1.- Pienso en primera instancia, en mis trabajos, mis humildes artículos, que siempre aspiran a más y no sé si llegan alguna vez, aunque me gusten y gusten al respetable. Nunca de sabe, pero sí es cierto que cuando salen a la luz, a la calle, siempre un poco desierta y desolada, como el feto que sale del vientre de la madre y siente frío, y llora a rabiar, cómo no, con lo bien que se estaba nadando en el mejor de los mares, así los trabajos de cada cual. Es difícil acertar, porque cuando más seguro y contento estás de lo hecho, puede que no sea más que un pinchazo y otras veces, cuando tú no das mucho por ello, resulta que es ovacionado por los observadores.
2.- Todo un poco de lío, pero lo cierto es que de alguna forma siempre, o casi siempre, nos hallamos a la intemperie y un poco huérfanos, exactamente igual que cuando dejamos a los hijos de pocos años en la guardería o en el cole, y lo normal es que no dejen de mirar cómo nos alejamos de su vida y les dejamos a merced de alguien que no conocen y en un espacio que para ellos es frío, desolador y áspero, nunca la mano cálida de la madre ni la voz segura del padre que conforman el mejor de los refugios, y se encuentran un tanto huérfanos, sin reconocer el sentido de las cosas y su vida. No se reconocen, les cuesta adaptarse al nuevo espacio la mirada de los otros, las voces y los llantos, las órdenes un tanto secas, aunque a veces sean melosas, que no entienden tampoco ese tono, que no es el de su casa y los suyos, y advierten desde sus cinco sentidos y el de su niñez, que eso no es lo mismo y trata de buscar el refugio de los rincones más predilectos del hogar, su dulce hogar.
3.- Y en los momentos actuales, Europa, tanto tiempo a la sombra y bajo la tutela de Estados Unidos, ahora abandonada por las extravagancias y locuras o egocentrismo del extravagante y siniestro personaje, lo mejor que se puede decir de él, Donald Trump. Europa a la intemperie y huérfana, dando palos de ciego, impotente, no preparada para este tsunami que le ha venido encima, y al mundo, sin encontrar respuestas eficaces y caminos a seguir. Uno de los verdaderos peligros mundiales es sin duda alguna el presidente de EEUU, un elefante loco en una habitación de cristales y espejos. Europa a la intemperie, pero tendrá que recomponerse, porque en ello le va la vida entera. Y unirse.
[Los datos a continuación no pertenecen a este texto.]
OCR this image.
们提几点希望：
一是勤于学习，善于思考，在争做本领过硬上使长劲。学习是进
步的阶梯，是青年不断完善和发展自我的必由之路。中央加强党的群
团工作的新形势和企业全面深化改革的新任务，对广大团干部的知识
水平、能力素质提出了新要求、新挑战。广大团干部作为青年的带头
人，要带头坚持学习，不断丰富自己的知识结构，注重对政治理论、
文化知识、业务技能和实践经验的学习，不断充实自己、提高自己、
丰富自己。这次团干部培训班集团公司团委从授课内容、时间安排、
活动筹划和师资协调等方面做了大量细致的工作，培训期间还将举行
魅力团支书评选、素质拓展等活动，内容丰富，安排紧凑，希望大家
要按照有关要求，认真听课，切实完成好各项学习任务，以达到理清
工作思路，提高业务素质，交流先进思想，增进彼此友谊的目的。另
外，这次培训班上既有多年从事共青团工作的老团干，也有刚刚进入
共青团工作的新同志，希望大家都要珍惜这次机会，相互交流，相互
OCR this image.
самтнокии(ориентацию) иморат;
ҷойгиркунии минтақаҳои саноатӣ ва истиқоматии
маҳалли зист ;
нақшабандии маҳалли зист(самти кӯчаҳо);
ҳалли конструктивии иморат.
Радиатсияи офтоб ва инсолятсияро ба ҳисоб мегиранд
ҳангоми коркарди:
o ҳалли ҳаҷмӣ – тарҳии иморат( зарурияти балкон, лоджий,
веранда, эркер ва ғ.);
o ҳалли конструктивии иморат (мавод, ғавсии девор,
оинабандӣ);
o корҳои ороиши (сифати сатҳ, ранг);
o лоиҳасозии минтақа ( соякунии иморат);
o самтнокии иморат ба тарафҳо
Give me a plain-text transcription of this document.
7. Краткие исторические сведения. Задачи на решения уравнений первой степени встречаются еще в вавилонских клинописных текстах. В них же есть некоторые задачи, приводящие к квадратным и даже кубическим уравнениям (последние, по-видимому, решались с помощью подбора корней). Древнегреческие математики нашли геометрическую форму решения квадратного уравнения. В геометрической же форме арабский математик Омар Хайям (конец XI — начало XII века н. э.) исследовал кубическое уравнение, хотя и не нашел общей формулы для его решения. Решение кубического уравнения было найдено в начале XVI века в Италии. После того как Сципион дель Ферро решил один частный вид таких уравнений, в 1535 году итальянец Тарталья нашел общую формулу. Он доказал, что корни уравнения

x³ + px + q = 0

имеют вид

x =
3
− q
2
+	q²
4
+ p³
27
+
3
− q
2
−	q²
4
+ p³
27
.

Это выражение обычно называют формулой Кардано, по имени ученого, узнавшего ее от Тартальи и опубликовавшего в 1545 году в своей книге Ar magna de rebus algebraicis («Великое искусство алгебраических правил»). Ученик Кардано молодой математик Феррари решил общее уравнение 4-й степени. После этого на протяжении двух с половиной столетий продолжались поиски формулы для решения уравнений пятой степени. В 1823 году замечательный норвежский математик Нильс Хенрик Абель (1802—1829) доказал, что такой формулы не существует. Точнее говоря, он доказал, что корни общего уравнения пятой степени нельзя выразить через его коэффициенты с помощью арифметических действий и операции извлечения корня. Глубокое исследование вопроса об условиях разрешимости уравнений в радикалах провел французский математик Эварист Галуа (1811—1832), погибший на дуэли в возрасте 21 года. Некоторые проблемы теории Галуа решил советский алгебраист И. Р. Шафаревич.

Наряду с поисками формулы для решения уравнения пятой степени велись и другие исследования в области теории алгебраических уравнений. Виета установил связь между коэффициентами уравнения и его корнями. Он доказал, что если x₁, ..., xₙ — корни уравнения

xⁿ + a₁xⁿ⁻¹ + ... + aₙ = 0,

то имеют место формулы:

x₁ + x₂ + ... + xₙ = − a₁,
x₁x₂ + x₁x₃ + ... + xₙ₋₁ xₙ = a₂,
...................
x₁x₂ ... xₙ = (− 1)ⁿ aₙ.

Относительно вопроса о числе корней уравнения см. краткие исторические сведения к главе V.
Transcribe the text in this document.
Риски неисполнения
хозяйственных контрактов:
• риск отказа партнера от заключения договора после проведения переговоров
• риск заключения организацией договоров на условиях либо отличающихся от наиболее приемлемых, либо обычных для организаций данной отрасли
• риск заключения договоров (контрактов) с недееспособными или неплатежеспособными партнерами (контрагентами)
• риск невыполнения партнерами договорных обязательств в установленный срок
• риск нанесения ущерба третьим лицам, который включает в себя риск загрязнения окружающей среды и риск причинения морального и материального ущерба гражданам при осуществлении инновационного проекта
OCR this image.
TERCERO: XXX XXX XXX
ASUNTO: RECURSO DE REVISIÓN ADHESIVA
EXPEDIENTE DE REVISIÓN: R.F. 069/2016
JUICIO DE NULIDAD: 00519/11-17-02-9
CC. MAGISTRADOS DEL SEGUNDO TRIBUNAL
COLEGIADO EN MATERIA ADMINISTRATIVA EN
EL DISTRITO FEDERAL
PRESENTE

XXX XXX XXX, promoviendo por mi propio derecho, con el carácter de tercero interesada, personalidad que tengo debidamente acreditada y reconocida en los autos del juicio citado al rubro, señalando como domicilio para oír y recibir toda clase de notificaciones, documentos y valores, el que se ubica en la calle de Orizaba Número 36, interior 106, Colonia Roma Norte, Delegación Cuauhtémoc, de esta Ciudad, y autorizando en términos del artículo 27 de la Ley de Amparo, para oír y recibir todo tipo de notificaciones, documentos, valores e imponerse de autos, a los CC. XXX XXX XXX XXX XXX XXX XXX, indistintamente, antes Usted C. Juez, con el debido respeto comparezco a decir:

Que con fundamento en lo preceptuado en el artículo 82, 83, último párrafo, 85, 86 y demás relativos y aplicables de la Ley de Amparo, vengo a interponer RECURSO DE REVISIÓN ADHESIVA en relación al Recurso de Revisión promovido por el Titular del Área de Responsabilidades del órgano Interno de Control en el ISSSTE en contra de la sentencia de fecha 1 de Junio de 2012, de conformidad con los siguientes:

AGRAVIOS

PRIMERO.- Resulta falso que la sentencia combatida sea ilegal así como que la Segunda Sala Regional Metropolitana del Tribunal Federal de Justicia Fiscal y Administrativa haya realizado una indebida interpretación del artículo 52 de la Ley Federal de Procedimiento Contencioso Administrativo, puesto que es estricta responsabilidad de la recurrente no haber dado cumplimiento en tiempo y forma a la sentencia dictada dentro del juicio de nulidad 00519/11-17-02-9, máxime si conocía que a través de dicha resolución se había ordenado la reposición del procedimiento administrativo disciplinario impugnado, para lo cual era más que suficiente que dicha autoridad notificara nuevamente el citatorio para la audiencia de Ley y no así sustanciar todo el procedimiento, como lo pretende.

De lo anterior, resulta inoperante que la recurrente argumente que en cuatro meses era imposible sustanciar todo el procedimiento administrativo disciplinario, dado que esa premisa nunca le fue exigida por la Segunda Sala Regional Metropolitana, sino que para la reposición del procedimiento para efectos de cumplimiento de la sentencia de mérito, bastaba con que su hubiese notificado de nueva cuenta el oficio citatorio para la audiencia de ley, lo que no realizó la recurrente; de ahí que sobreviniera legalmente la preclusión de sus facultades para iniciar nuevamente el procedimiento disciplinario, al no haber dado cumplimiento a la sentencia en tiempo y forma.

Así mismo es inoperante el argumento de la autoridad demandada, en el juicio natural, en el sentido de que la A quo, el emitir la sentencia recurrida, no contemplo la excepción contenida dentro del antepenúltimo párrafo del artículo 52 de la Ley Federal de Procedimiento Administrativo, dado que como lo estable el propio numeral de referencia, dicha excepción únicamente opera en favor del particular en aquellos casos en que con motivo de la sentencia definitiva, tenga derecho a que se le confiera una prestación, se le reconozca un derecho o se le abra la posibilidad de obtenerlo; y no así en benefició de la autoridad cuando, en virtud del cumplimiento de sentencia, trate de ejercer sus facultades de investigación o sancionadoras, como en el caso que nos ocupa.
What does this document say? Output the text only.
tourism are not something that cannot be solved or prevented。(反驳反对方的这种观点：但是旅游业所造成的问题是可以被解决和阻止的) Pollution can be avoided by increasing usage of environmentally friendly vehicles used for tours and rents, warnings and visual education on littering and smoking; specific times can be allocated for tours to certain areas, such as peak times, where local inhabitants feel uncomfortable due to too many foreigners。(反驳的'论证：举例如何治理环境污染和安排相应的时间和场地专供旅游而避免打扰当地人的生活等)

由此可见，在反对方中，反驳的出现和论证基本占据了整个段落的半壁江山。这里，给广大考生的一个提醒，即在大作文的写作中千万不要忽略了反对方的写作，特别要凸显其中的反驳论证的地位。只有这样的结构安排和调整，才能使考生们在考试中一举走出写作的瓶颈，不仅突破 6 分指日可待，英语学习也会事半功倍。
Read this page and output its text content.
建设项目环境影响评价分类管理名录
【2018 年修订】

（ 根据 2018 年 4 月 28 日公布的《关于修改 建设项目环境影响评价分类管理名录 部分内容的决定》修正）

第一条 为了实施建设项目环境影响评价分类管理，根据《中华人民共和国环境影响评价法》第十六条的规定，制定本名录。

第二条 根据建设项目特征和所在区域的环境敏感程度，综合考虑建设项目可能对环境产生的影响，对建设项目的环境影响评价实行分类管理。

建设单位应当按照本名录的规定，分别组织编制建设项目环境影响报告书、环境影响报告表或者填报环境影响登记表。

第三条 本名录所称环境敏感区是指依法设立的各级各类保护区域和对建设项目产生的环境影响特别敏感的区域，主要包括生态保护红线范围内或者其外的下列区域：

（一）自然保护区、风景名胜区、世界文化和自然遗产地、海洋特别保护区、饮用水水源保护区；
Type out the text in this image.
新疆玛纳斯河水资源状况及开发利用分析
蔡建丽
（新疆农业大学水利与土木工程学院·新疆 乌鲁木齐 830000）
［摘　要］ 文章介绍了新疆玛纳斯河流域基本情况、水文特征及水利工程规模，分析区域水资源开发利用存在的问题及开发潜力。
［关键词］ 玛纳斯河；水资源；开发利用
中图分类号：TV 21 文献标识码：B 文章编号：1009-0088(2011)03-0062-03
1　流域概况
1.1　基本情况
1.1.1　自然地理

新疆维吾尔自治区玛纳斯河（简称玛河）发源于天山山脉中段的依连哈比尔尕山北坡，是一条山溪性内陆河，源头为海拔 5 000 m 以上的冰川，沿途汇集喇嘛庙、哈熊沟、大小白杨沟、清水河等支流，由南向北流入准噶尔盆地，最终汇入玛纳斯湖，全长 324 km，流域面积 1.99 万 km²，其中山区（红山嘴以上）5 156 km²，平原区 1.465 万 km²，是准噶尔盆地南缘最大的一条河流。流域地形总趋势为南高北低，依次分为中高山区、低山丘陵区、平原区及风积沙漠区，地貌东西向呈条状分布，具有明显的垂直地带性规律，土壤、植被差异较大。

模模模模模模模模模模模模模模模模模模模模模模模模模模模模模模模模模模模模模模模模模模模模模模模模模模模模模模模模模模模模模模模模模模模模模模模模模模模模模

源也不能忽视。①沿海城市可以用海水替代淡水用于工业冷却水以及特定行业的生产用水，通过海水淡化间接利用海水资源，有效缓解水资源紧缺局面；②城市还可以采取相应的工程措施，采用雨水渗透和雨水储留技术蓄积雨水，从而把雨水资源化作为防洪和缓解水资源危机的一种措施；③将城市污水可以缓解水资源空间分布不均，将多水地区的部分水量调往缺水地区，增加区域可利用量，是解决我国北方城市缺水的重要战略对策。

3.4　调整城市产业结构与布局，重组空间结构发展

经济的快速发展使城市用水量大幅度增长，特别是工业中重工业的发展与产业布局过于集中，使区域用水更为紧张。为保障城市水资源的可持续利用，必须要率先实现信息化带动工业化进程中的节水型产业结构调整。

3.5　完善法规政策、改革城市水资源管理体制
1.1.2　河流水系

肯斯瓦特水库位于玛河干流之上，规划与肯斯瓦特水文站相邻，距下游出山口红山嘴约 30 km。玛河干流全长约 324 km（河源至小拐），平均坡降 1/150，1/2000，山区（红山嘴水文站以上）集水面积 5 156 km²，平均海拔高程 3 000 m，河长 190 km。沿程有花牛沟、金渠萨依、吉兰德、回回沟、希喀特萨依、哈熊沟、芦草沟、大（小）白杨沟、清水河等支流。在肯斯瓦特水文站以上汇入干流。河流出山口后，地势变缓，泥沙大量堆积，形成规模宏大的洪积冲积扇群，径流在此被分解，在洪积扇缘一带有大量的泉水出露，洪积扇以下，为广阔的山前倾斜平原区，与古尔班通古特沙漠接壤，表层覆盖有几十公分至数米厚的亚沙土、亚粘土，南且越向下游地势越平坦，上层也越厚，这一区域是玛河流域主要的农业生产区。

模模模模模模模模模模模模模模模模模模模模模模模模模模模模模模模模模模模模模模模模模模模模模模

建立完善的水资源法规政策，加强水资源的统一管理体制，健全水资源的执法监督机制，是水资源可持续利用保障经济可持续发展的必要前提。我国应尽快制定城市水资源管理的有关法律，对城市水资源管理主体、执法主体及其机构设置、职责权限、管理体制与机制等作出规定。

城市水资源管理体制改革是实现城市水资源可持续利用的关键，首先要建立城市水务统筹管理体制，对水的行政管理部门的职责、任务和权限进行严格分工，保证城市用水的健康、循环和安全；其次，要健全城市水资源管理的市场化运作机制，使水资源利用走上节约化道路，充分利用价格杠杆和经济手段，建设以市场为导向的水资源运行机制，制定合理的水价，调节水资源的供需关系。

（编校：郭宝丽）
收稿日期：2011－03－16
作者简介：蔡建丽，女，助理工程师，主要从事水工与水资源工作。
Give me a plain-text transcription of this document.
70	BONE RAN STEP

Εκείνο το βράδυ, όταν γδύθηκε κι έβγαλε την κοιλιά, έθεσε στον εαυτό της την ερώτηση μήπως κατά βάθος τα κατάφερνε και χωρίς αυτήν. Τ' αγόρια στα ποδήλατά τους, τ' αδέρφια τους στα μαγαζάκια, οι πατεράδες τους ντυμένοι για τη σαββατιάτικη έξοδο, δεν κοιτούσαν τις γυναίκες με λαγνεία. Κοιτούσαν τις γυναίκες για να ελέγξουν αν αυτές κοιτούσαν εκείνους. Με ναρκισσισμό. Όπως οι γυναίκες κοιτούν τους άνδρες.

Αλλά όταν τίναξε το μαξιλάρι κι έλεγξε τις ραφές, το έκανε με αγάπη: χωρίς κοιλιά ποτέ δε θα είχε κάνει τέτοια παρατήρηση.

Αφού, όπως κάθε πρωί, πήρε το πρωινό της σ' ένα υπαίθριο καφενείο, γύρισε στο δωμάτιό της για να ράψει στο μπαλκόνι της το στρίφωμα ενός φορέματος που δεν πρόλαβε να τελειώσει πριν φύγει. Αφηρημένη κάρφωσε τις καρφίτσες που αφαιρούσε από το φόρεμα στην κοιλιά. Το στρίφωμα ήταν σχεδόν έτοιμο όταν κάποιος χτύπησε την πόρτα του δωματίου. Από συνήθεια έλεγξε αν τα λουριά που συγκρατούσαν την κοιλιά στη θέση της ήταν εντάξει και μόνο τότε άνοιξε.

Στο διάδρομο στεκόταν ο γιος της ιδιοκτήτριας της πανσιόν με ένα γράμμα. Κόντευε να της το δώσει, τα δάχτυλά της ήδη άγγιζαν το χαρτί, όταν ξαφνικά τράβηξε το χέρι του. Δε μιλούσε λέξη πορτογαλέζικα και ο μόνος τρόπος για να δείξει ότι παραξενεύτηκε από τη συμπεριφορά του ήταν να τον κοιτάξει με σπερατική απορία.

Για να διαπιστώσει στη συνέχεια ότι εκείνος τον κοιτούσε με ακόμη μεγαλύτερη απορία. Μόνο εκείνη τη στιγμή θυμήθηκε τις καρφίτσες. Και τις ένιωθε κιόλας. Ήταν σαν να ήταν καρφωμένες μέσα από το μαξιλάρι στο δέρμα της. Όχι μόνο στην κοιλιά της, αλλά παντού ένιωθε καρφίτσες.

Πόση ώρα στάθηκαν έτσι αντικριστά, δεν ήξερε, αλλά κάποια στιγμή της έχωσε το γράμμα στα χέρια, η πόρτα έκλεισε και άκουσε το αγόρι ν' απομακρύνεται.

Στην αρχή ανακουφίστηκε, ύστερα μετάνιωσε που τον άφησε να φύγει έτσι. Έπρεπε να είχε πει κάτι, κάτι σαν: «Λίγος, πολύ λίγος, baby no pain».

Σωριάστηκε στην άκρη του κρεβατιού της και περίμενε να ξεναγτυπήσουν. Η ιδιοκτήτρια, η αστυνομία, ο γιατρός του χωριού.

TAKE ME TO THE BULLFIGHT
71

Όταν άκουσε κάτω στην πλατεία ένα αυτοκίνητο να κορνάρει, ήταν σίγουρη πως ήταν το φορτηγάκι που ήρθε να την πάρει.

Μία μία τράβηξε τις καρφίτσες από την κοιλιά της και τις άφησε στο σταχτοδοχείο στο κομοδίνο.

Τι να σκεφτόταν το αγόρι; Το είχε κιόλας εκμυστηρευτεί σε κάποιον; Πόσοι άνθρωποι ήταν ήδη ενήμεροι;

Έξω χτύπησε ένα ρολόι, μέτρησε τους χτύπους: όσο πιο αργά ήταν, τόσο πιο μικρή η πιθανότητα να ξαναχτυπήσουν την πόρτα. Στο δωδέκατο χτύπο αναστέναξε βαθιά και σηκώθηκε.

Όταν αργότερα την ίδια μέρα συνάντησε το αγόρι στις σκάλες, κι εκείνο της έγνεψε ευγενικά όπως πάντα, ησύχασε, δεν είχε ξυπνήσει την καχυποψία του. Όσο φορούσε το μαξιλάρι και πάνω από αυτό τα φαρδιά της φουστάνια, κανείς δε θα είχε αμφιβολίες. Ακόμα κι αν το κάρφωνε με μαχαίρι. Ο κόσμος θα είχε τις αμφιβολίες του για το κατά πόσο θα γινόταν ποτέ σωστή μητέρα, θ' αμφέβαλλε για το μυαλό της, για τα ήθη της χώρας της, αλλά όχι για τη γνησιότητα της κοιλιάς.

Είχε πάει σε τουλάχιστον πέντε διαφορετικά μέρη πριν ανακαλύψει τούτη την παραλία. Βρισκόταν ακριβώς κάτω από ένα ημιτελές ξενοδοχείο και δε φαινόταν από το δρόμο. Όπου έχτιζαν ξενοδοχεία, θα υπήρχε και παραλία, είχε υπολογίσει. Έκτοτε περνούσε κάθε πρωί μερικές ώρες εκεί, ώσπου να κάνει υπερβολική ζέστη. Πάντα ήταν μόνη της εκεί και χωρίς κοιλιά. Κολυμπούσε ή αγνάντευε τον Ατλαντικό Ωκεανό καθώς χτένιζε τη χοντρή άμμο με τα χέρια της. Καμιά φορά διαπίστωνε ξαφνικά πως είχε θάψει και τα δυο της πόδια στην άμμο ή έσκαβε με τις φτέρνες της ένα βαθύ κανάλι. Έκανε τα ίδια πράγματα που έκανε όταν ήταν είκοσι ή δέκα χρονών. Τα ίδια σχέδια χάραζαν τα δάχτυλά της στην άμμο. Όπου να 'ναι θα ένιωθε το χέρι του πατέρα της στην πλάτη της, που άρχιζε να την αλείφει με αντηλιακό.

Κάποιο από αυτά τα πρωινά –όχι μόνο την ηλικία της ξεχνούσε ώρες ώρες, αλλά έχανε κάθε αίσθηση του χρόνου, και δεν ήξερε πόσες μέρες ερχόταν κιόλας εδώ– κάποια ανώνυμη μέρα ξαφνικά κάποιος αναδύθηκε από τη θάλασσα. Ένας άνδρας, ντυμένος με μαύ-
4.- Releo de vez en cuando los libros impagables de Josep María Esquirol y sigo de forma especial lo mucho subrayado, esta vez el primer capítulo de “La península bondad” que habla precisamente de la intemperie donde siempre hemos estado, lejos de aquel paraíso de donde nunca nos expulsaron, porque nuestra condición no es el paraíso sino las afueras: “Aquí en las afueras, vivir es sentirse viviendo, aquí, en las afueras, el mal es muy profundo, pero la bondad todavía lo es más. Aquí, en las afueras, nada tiene más sentido que el amparo y la generosidad” En efecto, vivimos en la intemperie, por eso es tan importante la casa, el amparo, los cuidados, y resistir. ”Ni la perfección ni la plenitud son de este mundo” e insistirá el autor, y lo tengo subrayado, terminando el libro con esta frase final: “Aquí, en las afueras, acurrucados sobre lo que amamos, generamos, pero también esperamos. No un paraíso perdido, sino algún tipo de ternura, de calidez, de abrazo”. Impagable, ya digo.